# If int_1^3 \ f(x) \ dx = 5 and int_3^8 \ f(x) \ dx = 10, what is  int_1^8 \ f(x) \ dx ?

Jan 13, 2018

${\int}_{1}^{8} \setminus f \left(x\right) \setminus \mathrm{dx} = 15$

#### Explanation:

Using the properties of definite integral we have:

${\int}_{a}^{c} \setminus f \left(x\right) \setminus \mathrm{dx} = {\int}_{a}^{b} \setminus f \left(x\right) \setminus \mathrm{dx} + {\int}_{b}^{c} \setminus f \left(x\right) \setminus \mathrm{dx}$

Hence we can write:

${\int}_{1}^{8} \setminus f \left(x\right) \setminus \mathrm{dx} = {\int}_{1}^{3} \setminus f \left(x\right) \setminus \mathrm{dx} + {\int}_{3}^{8} \setminus f \left(x\right) \setminus \mathrm{dx}$
$\text{ } = 5 + 10$
$\text{ } = 15$

Jan 13, 2018

${\int}_{1}^{8} f \left(x\right) \mathrm{dx} = 15$.

#### Explanation:

We are asked to find ${\int}_{1}^{8} f \left(x\right) \mathrm{dx} ,$ which can be thought of as the total area between $f \left(x\right)$ and the $x$-axis, from $x = 1$ on the left to $x = 8$ on the right.

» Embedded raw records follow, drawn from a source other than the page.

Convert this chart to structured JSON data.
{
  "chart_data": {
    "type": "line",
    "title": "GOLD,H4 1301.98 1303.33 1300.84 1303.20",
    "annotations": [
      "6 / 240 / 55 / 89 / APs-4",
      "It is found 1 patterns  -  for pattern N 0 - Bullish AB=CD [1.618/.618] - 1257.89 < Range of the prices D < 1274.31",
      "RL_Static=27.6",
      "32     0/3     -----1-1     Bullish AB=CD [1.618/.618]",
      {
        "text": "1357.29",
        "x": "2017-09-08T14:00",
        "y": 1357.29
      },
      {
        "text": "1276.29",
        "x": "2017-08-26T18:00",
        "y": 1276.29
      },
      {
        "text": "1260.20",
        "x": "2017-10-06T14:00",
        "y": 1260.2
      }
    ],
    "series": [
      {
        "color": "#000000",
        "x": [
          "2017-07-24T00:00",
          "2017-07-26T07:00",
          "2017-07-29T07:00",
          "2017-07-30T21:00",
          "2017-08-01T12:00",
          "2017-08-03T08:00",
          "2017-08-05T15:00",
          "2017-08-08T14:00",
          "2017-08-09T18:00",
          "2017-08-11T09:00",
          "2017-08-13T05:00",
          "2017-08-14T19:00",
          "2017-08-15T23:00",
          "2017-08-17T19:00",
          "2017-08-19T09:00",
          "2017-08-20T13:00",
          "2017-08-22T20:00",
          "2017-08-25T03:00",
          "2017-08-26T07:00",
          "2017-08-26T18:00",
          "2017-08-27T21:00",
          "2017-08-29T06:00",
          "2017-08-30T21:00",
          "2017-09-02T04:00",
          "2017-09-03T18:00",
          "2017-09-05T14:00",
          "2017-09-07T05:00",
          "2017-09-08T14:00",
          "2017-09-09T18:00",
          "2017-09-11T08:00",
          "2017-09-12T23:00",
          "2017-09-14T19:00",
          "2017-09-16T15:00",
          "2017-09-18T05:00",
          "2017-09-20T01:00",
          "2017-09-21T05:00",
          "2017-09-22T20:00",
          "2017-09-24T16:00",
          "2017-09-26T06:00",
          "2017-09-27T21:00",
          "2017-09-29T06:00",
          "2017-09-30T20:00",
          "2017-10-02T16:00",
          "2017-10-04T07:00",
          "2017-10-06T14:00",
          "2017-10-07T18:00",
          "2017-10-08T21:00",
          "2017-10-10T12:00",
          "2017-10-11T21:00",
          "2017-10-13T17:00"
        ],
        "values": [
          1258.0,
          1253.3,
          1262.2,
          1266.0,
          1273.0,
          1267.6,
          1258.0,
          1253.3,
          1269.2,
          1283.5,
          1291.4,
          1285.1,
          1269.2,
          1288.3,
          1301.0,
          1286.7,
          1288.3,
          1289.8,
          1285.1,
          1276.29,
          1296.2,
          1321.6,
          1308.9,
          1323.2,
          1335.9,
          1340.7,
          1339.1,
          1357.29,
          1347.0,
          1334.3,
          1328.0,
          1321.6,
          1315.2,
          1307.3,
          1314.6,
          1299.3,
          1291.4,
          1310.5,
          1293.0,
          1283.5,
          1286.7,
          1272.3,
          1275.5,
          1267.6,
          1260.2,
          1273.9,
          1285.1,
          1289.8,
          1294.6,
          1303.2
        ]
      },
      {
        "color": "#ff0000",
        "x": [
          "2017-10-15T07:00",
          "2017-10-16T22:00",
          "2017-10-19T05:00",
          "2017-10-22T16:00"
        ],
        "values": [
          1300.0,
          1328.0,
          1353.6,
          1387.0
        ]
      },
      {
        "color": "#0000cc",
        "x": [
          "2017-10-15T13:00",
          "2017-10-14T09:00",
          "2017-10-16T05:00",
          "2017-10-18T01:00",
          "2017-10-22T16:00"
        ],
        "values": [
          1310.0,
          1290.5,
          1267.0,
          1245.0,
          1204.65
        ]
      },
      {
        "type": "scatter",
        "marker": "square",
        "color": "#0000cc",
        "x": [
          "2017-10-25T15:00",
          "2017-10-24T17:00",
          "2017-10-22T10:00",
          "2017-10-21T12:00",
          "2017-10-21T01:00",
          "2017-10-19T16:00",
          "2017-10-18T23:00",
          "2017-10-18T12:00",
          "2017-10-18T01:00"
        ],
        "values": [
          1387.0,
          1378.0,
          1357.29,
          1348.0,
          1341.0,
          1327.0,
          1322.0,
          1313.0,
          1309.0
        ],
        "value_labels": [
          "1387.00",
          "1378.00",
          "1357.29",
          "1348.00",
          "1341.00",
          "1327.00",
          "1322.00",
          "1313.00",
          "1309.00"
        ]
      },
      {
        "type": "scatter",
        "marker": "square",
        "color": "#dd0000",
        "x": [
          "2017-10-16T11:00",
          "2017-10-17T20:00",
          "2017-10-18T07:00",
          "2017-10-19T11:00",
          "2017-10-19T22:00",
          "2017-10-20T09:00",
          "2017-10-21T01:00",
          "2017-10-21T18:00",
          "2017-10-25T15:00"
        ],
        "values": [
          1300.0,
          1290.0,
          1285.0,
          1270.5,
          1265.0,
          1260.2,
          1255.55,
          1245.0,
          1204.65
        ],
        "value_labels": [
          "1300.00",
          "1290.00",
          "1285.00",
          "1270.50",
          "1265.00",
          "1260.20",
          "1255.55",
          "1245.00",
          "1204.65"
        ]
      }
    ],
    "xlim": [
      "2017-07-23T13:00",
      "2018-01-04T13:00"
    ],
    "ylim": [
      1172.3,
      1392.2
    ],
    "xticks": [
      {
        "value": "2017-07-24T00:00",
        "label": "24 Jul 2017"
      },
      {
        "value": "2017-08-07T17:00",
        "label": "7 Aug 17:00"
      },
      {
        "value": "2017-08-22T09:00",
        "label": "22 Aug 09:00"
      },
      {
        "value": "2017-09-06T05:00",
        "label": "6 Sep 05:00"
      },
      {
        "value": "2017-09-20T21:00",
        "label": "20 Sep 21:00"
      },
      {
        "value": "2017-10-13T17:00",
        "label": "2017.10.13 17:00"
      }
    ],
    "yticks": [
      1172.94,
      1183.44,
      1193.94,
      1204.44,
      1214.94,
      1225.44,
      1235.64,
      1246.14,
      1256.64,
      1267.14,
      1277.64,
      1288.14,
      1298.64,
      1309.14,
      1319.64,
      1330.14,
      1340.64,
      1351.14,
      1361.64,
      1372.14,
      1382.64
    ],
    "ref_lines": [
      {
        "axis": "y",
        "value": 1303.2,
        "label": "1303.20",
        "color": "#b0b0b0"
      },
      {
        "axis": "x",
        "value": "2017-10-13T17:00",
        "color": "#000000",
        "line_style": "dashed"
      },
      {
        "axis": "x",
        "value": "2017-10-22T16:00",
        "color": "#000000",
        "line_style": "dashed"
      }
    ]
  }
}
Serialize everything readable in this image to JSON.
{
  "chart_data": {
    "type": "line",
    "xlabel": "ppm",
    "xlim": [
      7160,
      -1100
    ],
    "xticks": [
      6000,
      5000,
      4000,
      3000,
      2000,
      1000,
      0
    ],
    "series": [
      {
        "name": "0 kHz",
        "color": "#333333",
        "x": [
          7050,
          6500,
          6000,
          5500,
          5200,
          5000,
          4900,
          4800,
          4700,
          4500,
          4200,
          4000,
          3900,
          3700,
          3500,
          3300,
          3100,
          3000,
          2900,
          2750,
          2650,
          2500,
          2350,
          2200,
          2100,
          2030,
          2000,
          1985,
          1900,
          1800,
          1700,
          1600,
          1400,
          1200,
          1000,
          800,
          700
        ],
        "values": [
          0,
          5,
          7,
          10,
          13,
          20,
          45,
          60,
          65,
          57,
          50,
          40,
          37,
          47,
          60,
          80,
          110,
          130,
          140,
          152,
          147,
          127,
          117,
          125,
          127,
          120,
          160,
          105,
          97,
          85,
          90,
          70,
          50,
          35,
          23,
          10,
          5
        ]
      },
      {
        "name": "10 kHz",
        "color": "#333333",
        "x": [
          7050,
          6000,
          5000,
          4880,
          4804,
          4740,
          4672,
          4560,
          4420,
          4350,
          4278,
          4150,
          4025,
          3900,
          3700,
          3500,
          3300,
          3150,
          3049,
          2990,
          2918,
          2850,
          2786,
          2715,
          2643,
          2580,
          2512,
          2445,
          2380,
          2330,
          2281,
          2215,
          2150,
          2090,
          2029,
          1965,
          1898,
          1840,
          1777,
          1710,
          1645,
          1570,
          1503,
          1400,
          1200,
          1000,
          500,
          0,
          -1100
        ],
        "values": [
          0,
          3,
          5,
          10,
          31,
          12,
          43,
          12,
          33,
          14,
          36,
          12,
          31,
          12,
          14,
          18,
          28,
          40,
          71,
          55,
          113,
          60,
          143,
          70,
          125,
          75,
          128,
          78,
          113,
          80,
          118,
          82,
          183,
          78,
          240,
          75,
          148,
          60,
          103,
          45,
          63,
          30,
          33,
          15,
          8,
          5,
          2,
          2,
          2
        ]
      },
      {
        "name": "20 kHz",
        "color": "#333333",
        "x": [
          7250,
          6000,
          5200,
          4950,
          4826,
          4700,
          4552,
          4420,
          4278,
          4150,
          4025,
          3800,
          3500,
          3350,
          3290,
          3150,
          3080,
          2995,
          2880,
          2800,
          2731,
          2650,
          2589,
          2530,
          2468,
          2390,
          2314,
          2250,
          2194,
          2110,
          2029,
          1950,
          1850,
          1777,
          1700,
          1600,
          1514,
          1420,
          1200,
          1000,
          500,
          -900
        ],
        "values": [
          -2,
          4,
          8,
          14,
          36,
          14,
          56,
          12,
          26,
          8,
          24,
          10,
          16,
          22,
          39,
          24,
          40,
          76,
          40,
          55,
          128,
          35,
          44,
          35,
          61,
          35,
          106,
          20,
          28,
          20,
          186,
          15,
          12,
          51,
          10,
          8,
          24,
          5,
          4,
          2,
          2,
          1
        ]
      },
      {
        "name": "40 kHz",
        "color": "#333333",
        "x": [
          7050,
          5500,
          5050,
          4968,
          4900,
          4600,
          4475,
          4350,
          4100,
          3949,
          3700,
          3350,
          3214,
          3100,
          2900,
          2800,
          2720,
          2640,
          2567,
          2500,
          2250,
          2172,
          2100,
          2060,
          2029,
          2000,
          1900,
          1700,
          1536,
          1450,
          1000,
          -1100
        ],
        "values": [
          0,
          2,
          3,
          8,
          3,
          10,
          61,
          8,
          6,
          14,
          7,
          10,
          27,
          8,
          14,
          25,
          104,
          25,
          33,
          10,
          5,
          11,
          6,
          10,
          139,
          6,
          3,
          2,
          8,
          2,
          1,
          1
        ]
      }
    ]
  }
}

Just like how the area of any geometric shape can be found by breaking it into 2 pieces and adding together the two smaller areas, an integral ${\int}_{a}^{c} f \left(x\right) \mathrm{dx}$ over an interval $\left[a , c\right]$ can be found by breaking it into two smaller intervals, $\left[a , b\right]$ and $\left[b , c\right]$, and adding together their values. In other words, for any $b \in \left(a , c\right) :$

${\int}_{a}^{c} f \left(x\right) \mathrm{dx} = {\int}_{a}^{b} f \left(x\right) \mathrm{dx} + {\int}_{b}^{c} f \left(x\right) \mathrm{dx}$

Here, we are given ${\int}_{1}^{3} f \left(x\right) \mathrm{dx} = 5$ and ${\int}_{3}^{8} f \left(x\right) \mathrm{dx} = 10.$ So, we can compute:

${\int}_{1}^{8} f \left(x\right) \mathrm{dx} = {\int}_{1}^{3} f \left(x\right) \mathrm{dx} + {\int}_{3}^{8} f \left(x\right) \mathrm{dx}$

$\textcolor{w h i t e}{{\int}_{1}^{8} f \left(x\right) \mathrm{dx}} = \text{ "5" "+" } 10$
$\textcolor{w h i t e}{{\int}_{1}^{8} f \left(x\right) \mathrm{dx}} = 15$.